DeVivo's then current base salary plus Mr. DeVivo's target bonus for the then current year plus $100,000, (ii) health continuation rights under COBRA, subject to the terms set forth in his employment agreement, and (iii) full acceleration of vesting of any unvested equity awards.



In connection with Mr. DeVivo's appointment, Mr. DeVivo will enter into the Company's standard form of indemnification agreement, a copy of which was filed as Exhibit 10.18 to the Company's current report on Form 8-K (File No. 001-39292) filed with the Securities and Exchange Commission on February 16, 2021. Pursuant to the terms of the indemnification agreement, the Company may be required, among other things, to indemnify Mr. DeVivo for some expenses, including attorneys' fees, judgments, fines and settlement amounts incurred by him in any action or proceeding arising out of his service as one of our officers. 

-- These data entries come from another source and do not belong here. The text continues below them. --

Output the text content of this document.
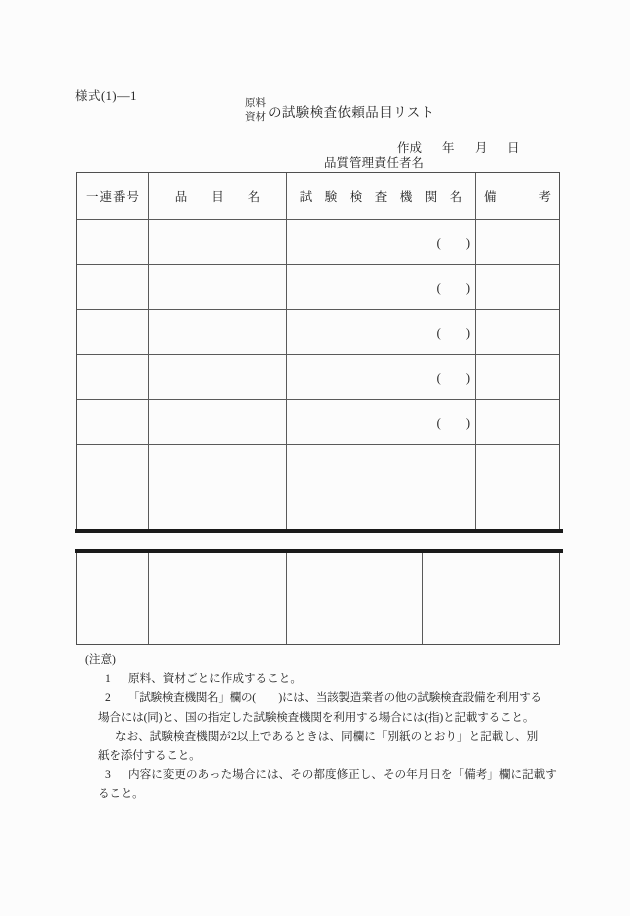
様式(1)―1
原料
資材 の試験検査依頼品目リスト
作成 年 月 日
品質管理責任者名
一連番号	品目名 試験検査機関名 備考
(　　)
(　　)
(　　)
(　　)
(　　)
(注意)
1 原料、資材ごとに作成すること。
2 「試験検査機関名」欄の(　　)には、当該製造業者の他の試験検査設備を利用する
場合には(同)と、国の指定した試験検査機関を利用する場合には(指)と記載すること。
なお、試験検査機関が2以上であるときは、同欄に「別紙のとおり」と記載し、別
紙を添付すること。
3 内容に変更のあった場合には、その都度修正し、その年月日を「備考」欄に記載す
ること。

Mr. DeVivo has no family relationship with any of the executive officers or directors of the Company, and there are no transactions between Mr. DeVivo and the Company that would be required to be reported under Item 404(a) of Regulation S-K. There are no arrangements or understandings between Mr. DeVivo and any other person pursuant to which he was appointed as an officer of the Company.



The foregoing description of the employment agreement with Mr. DeVivo is qualified in its entirety by reference to the complete text of such agreement, which is filed as Exhibit 10.1 and is incorporated by reference herein.



In connection with Mr. DeVivo's appointment as President and Chief Executive Officer, effective as of the Effective Date, Jonathan M. Rothberg will step down as Interim President and Chief Executive Officer and continue to serve as a director of the Board.